About the Job:
Clinical Coding Analyst (Remote)
This exciting position offers the opportunity to engage with healthcare from a vital perspective, focusing on pre-bill inpatient chart reviews for MS DRG assignment. As a Clinical Coding Analyst, you play a crucial role in identifying both revenue opportunities and compliance risks in medical documentation.
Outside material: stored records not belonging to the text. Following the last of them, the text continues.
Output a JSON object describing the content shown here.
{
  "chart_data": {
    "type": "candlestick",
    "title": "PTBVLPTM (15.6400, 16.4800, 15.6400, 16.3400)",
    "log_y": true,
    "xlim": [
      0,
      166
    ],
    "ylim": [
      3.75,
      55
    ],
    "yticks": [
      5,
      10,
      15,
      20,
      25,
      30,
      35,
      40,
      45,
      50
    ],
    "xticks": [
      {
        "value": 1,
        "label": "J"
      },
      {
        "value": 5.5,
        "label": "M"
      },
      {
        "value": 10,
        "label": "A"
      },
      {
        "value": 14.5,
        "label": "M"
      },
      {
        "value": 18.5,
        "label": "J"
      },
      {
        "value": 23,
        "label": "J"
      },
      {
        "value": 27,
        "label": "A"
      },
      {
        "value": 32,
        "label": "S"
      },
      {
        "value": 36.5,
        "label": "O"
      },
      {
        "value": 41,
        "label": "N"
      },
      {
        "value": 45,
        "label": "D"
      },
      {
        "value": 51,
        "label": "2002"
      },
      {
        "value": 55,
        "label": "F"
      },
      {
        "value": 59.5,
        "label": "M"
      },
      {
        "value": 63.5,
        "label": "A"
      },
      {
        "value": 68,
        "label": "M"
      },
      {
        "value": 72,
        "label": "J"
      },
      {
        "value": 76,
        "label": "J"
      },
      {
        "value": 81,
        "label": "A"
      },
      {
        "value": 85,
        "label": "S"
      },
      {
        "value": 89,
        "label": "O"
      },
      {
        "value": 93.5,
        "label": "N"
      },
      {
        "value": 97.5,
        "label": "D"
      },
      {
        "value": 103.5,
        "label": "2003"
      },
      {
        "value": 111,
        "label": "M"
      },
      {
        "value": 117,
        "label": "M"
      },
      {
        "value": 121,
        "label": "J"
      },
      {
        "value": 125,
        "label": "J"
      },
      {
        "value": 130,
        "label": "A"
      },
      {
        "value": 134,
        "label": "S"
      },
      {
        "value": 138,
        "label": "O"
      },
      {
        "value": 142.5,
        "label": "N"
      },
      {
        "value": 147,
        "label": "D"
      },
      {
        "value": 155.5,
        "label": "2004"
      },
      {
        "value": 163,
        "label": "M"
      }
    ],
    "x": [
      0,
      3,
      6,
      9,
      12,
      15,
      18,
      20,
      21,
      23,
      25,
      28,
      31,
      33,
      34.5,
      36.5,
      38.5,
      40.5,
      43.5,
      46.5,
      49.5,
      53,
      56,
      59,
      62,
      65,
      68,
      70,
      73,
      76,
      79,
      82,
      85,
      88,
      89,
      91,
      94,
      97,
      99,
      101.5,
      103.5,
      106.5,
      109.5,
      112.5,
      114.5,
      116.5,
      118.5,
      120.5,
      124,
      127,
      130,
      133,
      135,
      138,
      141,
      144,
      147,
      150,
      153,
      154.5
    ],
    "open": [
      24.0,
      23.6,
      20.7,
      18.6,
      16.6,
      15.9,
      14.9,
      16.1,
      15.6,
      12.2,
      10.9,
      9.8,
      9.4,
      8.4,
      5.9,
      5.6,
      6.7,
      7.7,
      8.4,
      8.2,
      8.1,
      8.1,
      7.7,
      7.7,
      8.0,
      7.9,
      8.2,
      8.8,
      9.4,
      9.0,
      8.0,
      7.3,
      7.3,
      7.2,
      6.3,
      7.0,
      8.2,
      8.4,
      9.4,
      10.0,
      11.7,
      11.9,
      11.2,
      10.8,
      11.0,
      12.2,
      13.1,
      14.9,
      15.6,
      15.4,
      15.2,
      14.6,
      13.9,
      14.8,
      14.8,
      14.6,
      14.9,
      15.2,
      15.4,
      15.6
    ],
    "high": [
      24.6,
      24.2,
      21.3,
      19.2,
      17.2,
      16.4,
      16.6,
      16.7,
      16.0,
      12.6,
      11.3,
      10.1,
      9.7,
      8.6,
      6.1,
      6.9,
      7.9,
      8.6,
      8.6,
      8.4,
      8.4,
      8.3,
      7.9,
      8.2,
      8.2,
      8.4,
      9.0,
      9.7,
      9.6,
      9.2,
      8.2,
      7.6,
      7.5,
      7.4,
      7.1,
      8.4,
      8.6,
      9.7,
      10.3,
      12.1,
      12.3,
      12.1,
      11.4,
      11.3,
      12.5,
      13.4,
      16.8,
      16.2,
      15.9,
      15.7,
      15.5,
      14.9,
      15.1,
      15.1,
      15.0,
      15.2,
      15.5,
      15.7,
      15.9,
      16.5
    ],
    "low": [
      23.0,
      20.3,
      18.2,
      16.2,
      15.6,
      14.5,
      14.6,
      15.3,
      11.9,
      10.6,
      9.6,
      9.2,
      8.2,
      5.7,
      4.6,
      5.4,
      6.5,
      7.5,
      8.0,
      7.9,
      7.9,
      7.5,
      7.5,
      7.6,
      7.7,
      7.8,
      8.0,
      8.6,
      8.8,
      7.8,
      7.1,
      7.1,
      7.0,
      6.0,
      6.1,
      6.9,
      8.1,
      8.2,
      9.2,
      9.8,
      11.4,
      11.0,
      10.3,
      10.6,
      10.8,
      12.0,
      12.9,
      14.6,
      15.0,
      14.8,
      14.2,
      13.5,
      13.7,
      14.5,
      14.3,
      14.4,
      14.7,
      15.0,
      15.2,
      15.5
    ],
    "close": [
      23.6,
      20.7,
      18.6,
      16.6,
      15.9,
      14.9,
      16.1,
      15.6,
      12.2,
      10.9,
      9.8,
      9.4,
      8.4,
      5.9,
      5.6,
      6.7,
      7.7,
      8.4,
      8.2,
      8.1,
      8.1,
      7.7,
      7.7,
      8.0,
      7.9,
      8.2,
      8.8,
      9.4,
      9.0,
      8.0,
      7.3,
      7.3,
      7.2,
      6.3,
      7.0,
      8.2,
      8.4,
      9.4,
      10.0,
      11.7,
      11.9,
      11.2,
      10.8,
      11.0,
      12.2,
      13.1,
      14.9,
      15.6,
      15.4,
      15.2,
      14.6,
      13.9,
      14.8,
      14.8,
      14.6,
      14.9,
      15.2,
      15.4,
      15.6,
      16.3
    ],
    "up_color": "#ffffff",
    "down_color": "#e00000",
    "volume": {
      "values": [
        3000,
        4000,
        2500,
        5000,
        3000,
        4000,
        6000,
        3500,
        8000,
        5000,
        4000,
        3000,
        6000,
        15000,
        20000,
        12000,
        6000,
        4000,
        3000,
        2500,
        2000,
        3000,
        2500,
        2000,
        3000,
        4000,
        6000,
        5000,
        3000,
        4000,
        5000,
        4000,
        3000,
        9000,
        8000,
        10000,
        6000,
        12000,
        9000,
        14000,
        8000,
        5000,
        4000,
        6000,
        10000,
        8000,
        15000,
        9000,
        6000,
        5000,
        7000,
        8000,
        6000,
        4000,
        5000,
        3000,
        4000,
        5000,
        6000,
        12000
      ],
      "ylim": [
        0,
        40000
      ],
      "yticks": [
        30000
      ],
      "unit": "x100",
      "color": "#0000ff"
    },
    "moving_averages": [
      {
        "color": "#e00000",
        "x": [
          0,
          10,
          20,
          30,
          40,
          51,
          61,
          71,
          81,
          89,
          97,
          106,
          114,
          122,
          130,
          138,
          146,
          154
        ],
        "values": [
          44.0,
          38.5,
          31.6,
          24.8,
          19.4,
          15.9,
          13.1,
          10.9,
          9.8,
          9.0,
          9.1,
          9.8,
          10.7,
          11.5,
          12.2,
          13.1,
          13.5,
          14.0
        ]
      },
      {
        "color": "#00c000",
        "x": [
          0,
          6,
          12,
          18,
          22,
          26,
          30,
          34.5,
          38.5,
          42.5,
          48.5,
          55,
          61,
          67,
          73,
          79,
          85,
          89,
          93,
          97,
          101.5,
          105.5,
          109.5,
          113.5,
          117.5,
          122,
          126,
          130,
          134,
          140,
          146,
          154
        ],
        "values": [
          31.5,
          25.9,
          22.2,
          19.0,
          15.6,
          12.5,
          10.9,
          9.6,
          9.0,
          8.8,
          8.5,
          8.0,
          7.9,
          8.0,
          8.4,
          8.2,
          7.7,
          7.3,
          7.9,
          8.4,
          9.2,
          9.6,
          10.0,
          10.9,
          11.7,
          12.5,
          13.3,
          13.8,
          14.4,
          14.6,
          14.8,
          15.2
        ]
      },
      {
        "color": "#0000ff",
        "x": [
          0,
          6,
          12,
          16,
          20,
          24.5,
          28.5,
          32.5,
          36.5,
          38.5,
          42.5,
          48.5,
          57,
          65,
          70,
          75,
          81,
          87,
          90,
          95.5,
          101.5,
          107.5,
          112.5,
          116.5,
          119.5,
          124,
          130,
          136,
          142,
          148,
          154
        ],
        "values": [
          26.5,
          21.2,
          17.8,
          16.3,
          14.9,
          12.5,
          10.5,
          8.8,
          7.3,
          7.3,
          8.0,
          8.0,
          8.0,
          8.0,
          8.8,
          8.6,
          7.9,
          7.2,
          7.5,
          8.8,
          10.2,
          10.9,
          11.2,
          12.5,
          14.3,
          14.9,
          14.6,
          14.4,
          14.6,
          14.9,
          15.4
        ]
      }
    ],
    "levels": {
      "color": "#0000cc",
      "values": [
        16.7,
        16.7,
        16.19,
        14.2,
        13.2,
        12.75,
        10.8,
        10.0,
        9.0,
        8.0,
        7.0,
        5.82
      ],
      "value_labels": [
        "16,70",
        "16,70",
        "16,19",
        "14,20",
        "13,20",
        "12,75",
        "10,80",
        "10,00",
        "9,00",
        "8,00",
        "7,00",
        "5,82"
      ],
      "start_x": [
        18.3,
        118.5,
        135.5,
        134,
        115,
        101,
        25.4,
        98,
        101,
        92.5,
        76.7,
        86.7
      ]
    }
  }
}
This role requires adept skills in navigating electronic health records, analyzing medical data according to coding standards, and efficient communication to maximize healthcare revenue integrity and compliance.
Compensation: DOE
Essential Duties and Responsibilities:
- Clinical Coding Analysts are assigned to review daily pre-bill charts for specific clients and are responsible for identifying and communicating critical findings within a 24-hour timeframe.
- Provides daily client volumes to the Audit Manager by 7am EST for effective assignment management and operational flow.
- Conducts thorough reviews of electronic health records to identify potential revenue opportunities and coding compliance issues, applying ICD-10-CM/PCS coding rules and AHA Coding Clinics.
- Engages directly with company Physicians via telephone for case discussions involving potential MS DRG recommendations or physician query opportunities prior to client submission.
- Responsible for accurately entering and updating patient recommendation data into the MS DRG Database for assigned clients and ensuring all recommendations are communicated to the client within 24 hours.
- Manages client queries and case rebuttals effectively, ensuring responses are communicated within 24 hours of receipt.
- Reviews and, if necessary, appeals Medicare or third-party denials for charts processed through the MS DRG Assurance program.
- Conducts specific cohort reviews involving 30 Day Readmissions and Mortality quality measures for standard Medicare payers.
- Maintains current IT access at all client sites by ensuring login credentials are active and up-to-date.
- Keeps abreast of updates in ICD-10-CM/PCS code changes, AHA Coding Clinics, and Medicare regulations.
- Utilizes internal resources such as TruCode, I10 Wiki, and CDocT for optimal job performance.
Minimum Position Qualifications:
- AHIMA credential of CCS, CDIP or ACDIS credential of CCDS is required.
- Minimum of 7 years of acute inpatient hospital coding, auditing and/or CDI experience in a large tertiary hospital.
- Extensive knowledge of ICD-10 CM/PCS.
- Proficiency in electronic health records systems such as Cerner, Meditech, Epic, etc.
- Experience working remotely.
- Strong oral and written communication skills.
- Proven ability to work independently with high-level planning and organizational skills.
Preferred Qualifications:
- AHIMA Approved ICD-10 CM/PCS Trainer preferred.
- Graduate of an accredited Health Information Technology or Administration program with AHIMA credential of RHIT or RHIA preferred.
- Experience with Clinical Documentation Improvement (CDI) programs preferred.
- Capable of teamwork and flexibility in a dynamic remote work environment.
- Excellent analytical skills, demonstrating initiative and resourcefulness.
Skills:
- Proficiency in Microsoft Office Word and Excel.
- Ability to adhere to HIPAA Privacy and Security policies and procedures while managing protected health information (PHI).
- Effective time management and adherence to schedules as daily client reports are time-sensitive.
- Strong problem-solving skills to handle client questions and case revisions quickly.
- Excellent interpersonal and coordination skills for daily interactions with Physician team and clients.
- Long-term commitment to maintaining up-to-date knowledge on codes, Medicare regulations, and company policies.